The translation files define the label from the database, and a translation for that language. There are functions for handling the language translation dynamically at run time for models, admin views, javascript, and templates.
For example, in a template, you might do something like:
<b>Hello {% trans "Here's the string in english" %}</b>
Or in view code, you could do:
# See docs on setting language, or getting Django to auto-set language
s = StandardLabel.objects.get(id=1)
lang_specific_label = ugettext(s.label)
Of course, if your app is all about entering new languages on the fly, then this approach may not work for you. Still, have a look at the Internationalization project as you may either be able to use it "as is", or be inspired to a django-appropriate solution that does work for your domain.
I would keep things as simple as possible. The lookup will be faster and the code cleaner with something like this:
class StandardLabel(models.Model):
abbreviation = models.CharField(max_length=255)
label = models.CharField(max_length=255)
language = models.CharField(max_length=2)
# or, alternately, specify language as a foreign key:
#language = models.ForeignKey(Language)
class Meta:
unique_together = ('language', 'abbreviation')
Then query based on abbreviation and language:
l = StandardLabel.objects.get(language='en', abbreviation='suite')
I'd much prefer to add a field per language than a new model instance per language. It does require schema alteration when you add a new language, but that isn't hard, and how often do you expect to add languages?

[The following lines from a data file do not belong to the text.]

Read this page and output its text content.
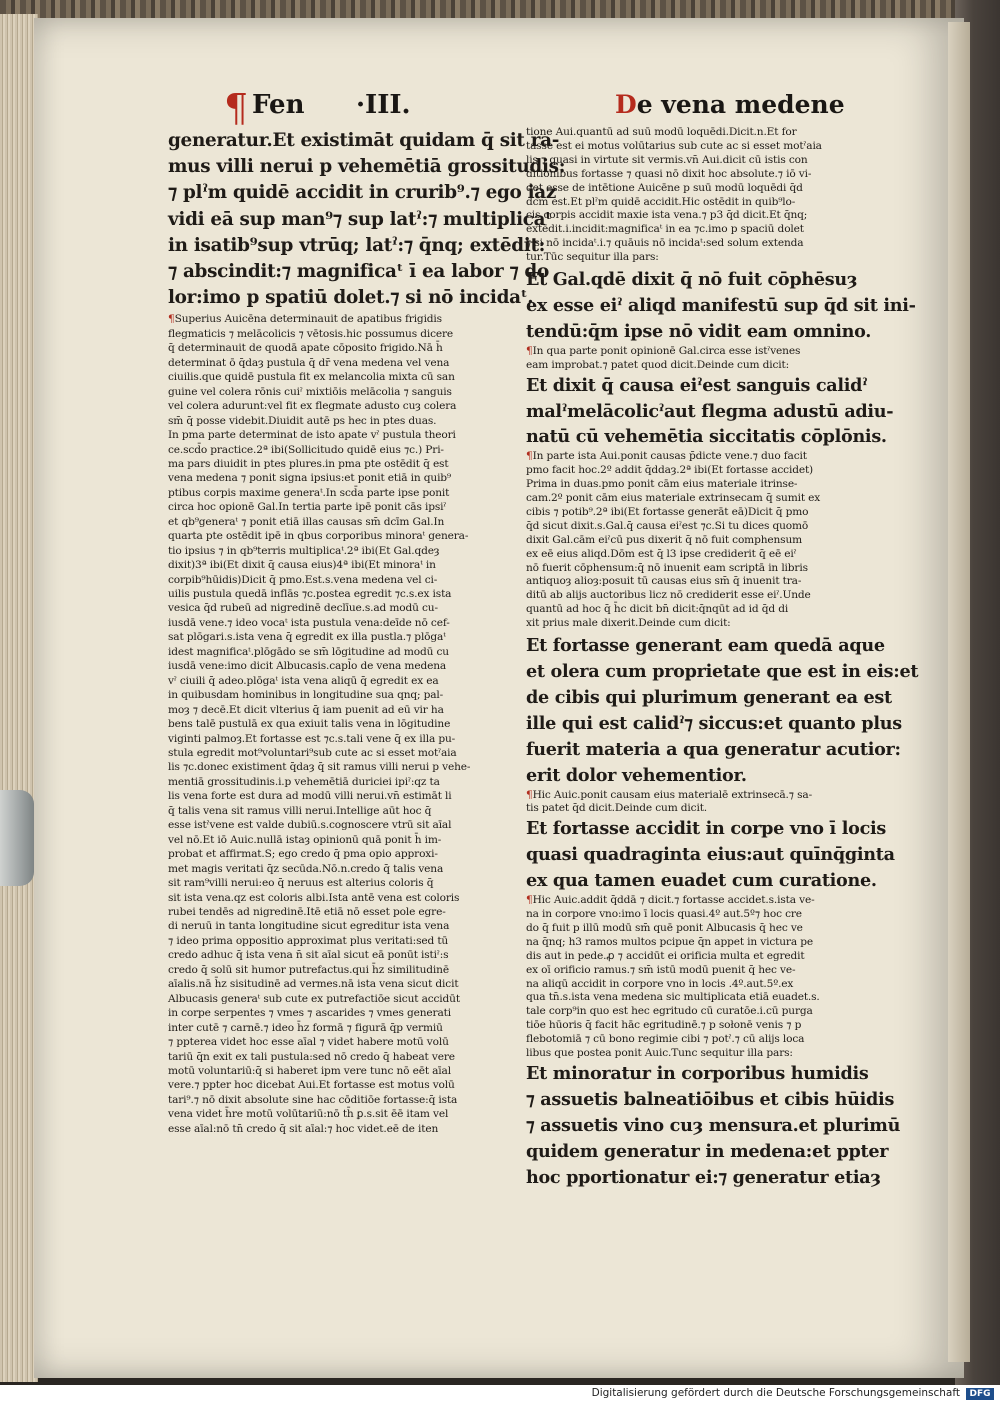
¶ Fen ·III.	De vena medene
generatur.Et existimāt quidam q̄ sit ra-
mus villi nerui p vehemētiā grossitudis:
⁊ plˀm quidē accidit in crurib⁹.⁊ ego iaz
vidi eā sup man⁹⁊ sup latˀ:⁊ multiplicaᵗ
in isatib⁹sup vtrūq; latˀ:⁊ q̄nq; extēdit:
⁊ abscindit:⁊ magnificaᵗ ī ea labor ⁊ do
lor:imo p spatiū dolet.⁊ si nō incidaᵗ.
¶Superius Auicēna determinauit de apatibus frigidis
flegmaticis ⁊ melācolicis ⁊ vētosis.hic possumus dicere
q̄ determinauit de quodā apate cōposito frigido.Nā h̄
determinat ō q̄daȝ pustula q̄ dr̄ vena medena vel vena
ciuilis.que quidē pustula fit ex melancolia mixta cū san
guine vel colera rōnis cuiˀ mixtiōis melācolia ⁊ sanguis
vel colera adurunt:vel fit ex flegmate adusto cuȝ colera
sm̄ q̄ posse videbit.Diuidit autē ps hec in ptes duas.
In pma parte determinat de isto apate vˀ pustula theori
ce.scd̄o practice.2ª ibi(Sollicitudo quidē eius ⁊c.) Pri-
ma pars diuidit in ptes plures.in pma pte ostēdit q̄ est
vena medena ⁊ ponit signa ipsius:et ponit etiā in quib⁹
ptibus corpis maxime generaᵗ.In scd̄a parte ipse ponit
circa hoc opionē Gal.In tertia parte ipē ponit cās ipsiˀ
et qb⁹generaᵗ ⁊ ponit etiā illas causas sm̄ dcīm Gal.In
quarta pte ostēdit ipē in qbus corporibus minoraᵗ genera-
tio ipsius ⁊ in qb⁹terris multiplicaᵗ.2ª ibi(Et Gal.qdeȝ
dixit)3ª ibi(Et dixit q̄ causa eius)4ª ibi(Et minoraᵗ in
corpib⁹hūidis)Dicit q̄ pmo.Est.s.vena medena vel ci-
uilis pustula quedā inflās ⁊c.postea egredit ⁊c.s.ex ista
vesica q̄d rubeū ad nigredinē declīue.s.ad modū cu-
iusdā vene.⁊ ideo vocaᵗ ista pustula vena:deīde nō cef-
sat plōgari.s.ista vena q̄ egredit ex illa pustla.⁊ plōgaᵗ
idest magnificaᵗ.plōgādo se sm̄ lōgitudine ad modū cu
iusdā vene:imo dicit Albucasis.capl̄o de vena medena
vˀ ciuili q̄ adeo.plōgaᵗ ista vena aliqū q̄ egredit ex ea
in quibusdam hominibus in longitudine sua qnq; pal-
moȝ ⁊ decē.Et dicit vlterius q̄ iam puenit ad eū vir ha
bens talē pustulā ex qua exiuit talis vena in lōgitudine
viginti palmoȝ.Et fortasse est ⁊c.s.tali vene q̄ ex illa pu-
stula egredit mot⁹voluntari⁹sub cute ac si esset motˀaia
lis ⁊c.donec existiment q̄daȝ q̄ sit ramus villi nerui p vehe-
mentiā grossitudinis.i.p vehemētiā duriciei ipiˀ:qz ta
lis vena forte est dura ad modū villi nerui.vn̄ estimāt li
q̄ talis vena sit ramus villi nerui.Intellige aūt hoc q̄
esse istˀvene est valde dubiū.s.cognoscere vtrū sit aīal
vel nō.Et iō Auic.nullā istaȝ opinionū quā ponit h̄ im-
probat et affirmat.S; ego credo q̄ pma opio approxi-
met magis veritati q̄z secūda.Nō.n.credo q̄ talis vena
sit ram⁹villi nerui:eo q̄ neruus est alterius coloris q̄
sit ista vena.qz est coloris albi.Ista antē vena est coloris
rubei tendēs ad nigredinē.Itē etiā nō esset pole egre-
di neruū in tanta longitudine sicut egreditur ista vena
⁊ ideo prima oppositio approximat plus veritati:sed tū
credo adhuc q̄ ista vena n̄ sit aīal sicut eā ponūt istiˀ:s
credo q̄ solū sit humor putrefactus.qui h̄z similitudinē
aīalis.nā h̄z sisitudinē ad vermes.nā ista vena sicut dicit
Albucasis generaᵗ sub cute ex putrefactiōe sicut accidūt
in corpe serpentes ⁊ vmes ⁊ ascarides ⁊ vmes generati
inter cutē ⁊ carnē.⁊ ideo h̄z formā ⁊ figurā q̄p vermiū
⁊ pptereа videt hoc esse aīal ⁊ videt habere motū volū
tariū q̄n exit ex tali pustula:sed nō credo q̄ habeat vere
motū voluntariū:q̄ si haberet ipm vere tunc nō eēt aīal
vere.⁊ ppter hoc dicebat Aui.Et fortasse est motus volū
tari⁹.⁊ nō dixit absolute sine hac cōditiōe fortasse:q̄ ista
vena videt h̄re motū volūtariū:nō th̄ ꝑ.s.sit ēē itam vel
esse aīal:nō tn̄ credo q̄ sit aīal:⁊ hoc videt.eē de iten
tione Aui.quantū ad suū modū loquēdi.Dicit.n.Et for
tasse est ei motus volūtarius sub cute ac si esset motˀaia
lis ⁊ quasi in virtute sit vermis.vn̄ Aui.dicit cū istis con
ditionibus fortasse ⁊ quasi nō dixit hoc absolute.⁊ iō vi-
det esse de intētione Auicēne p suū modū loquēdi q̄d
dcm̄ est.Et plˀm quidē accidit.Hic ostēdit in quib⁹lo-
cis corpis accidit maxie ista vena.⁊ p3 q̄d dicit.Et q̄nq;
extēdit.i.incidit:magnificaᵗ in ea ⁊c.imo p spaciū dolet
⁊ si nō incidaᵗ.i.⁊ quāuis nō incidaᵗ:sed solum extenda
tur.Tūc sequitur illa pars:
Et Gal.qdē dixit q̄ nō fuit cōphēsuȝ
ex esse eiˀ aliqd manifestū sup q̄d sit ini-
tendū:q̄m ipse nō vidit eam omnino.
¶In qua parte ponit opinionē Gal.circa esse istˀvenes
eam improbat.⁊ patet quod dicit.Deinde cum dicit:
Et dixit q̄ causa eiˀest sanguis calidˀ
malˀmelācolicˀaut flegma adustū adiu-
natū cū vehemētia siccitatis cōplōnis.
¶In parte ista Aui.ponit causas p̄dicte vene.⁊ duo facit
pmo facit hoc.2º addit q̄ddaȝ.2ª ibi(Et fortasse accidet)
Prima in duas.pmo ponit cām eius materiale itrinse-
cam.2º ponit cām eius materiale extrinsecam q̄ sumit ex
cibis ⁊ potib⁹.2ª ibi(Et fortasse generāt eā)Dicit q̄ pmo
q̄d sicut dixit.s.Gal.q̄ causa eiˀest ⁊c.Si tu dices quomō
dixit Gal.cām eiˀcū pus dixerit q̄ nō fuit comphensum
ex eē eius aliqd.Dōm est q̄ l3 ipse crediderit q̄ eē eiˀ
nō fuerit cōphensum:q̄ nō inuenit eam scriptā in libris
antiquoȝ alioȝ:posuit tū causas eius sm̄ q̄ inuenit tra-
ditū ab alijs auctoribus licz nō crediderit esse eiˀ.Unde
quantū ad hoc q̄ h̄c dicit bn̄ dicit:q̄nqūt ad id q̄d di
xit prius male dixerit.Deinde cum dicit:
Et fortasse generant eam quedā aque
et olera cum proprietate que est in eis:et
de cibis qui plurimum generant ea est
ille qui est calidˀ⁊ siccus:et quanto plus
fuerit materia a qua generatur acutior:
erit dolor vehementior.
¶Hic Auic.ponit causam eius materialē extrinsecā.⁊ sa-
tis patet q̄d dicit.Deinde cum dicit.
Et fortasse accidit in corpe vno ī locis
quasi quadraginta eius:aut quīnq̄ginta
ex qua tamen euadet cum curatione.
¶Hic Auic.addit q̄ddā ⁊ dicit.⁊ fortasse accidet.s.ista ve-
na in corpore vno:imo ī locis quasi.4º aut.5º⁊ hoc cre
do q̄ fuit p illū modū sm̄ quē ponit Albucasis q̄ hec ve
na q̄nq; h3 ramos multos pcipue q̄n appet in victura pe
dis aut in pede.ꝓ ⁊ accidūt ei orificia multa et egredit
ex oī orificio ramus.⁊ sm̄ istū modū puenit q̄ hec ve-
na aliqū accidit in corpore vno in locis .4º.aut.5º.ex
qua tn̄.s.ista vena medena sic multiplicata etiā euadet.s.
tale corp⁹in quo est hec egritudo cū curatōe.i.cū purga
tiōe hūoris q̄ facit hāc egritudinē.⁊ p sołonē venis ⁊ p
flebotomiā ⁊ cū bono regimie cibi ⁊ potˀ.⁊ cū alijs loca
libus que postea ponit Auic.Tunc sequitur illa pars:
Et minoratur in corporibus humidis
⁊ assuetis balneatiōibus et cibis hūidis
⁊ assuetis vino cuȝ mensura.et plurimū
quidem generatur in medena:et ppter
hoc pportionatur ei:⁊ generatur etiaȝ
Digitalisierung gefördert durch die Deutsche Forschungsgemeinschaft	DFG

In the meantime, it'll give you better database performance (no added joins or indexes) and you don't have to muck up your query logic with translation stuff; keep it all in the templates where it belongs.
Even better, use a reusable app like django-transmeta or django-modeltranslation that makes this stupid simple and almost completely transparent.
Although I would go with Daniel's solution, here is an alternative from what I've understood from your comments:
You can use an XMLField or JSONField to store your language/translation pairs. This would allow your objects referencing your labels to use a single id for all translations. And then you can have a custom manager method to call a specific translation:
Label.objects.get_by_language('ru', **kwargs)
Or a slightly cleaner and slightly more complicated solution that plays well with admin would be to denormalize the XMLField to another model with many-to-one relationship to the Label model. Same API, but instead of parsing XML it could query related models.
For both suggestions there's a single object where users of a label will point to.
I wouldn't worry about the queries too much, Django caches queries and your DBMS would probably have superior caching there as well.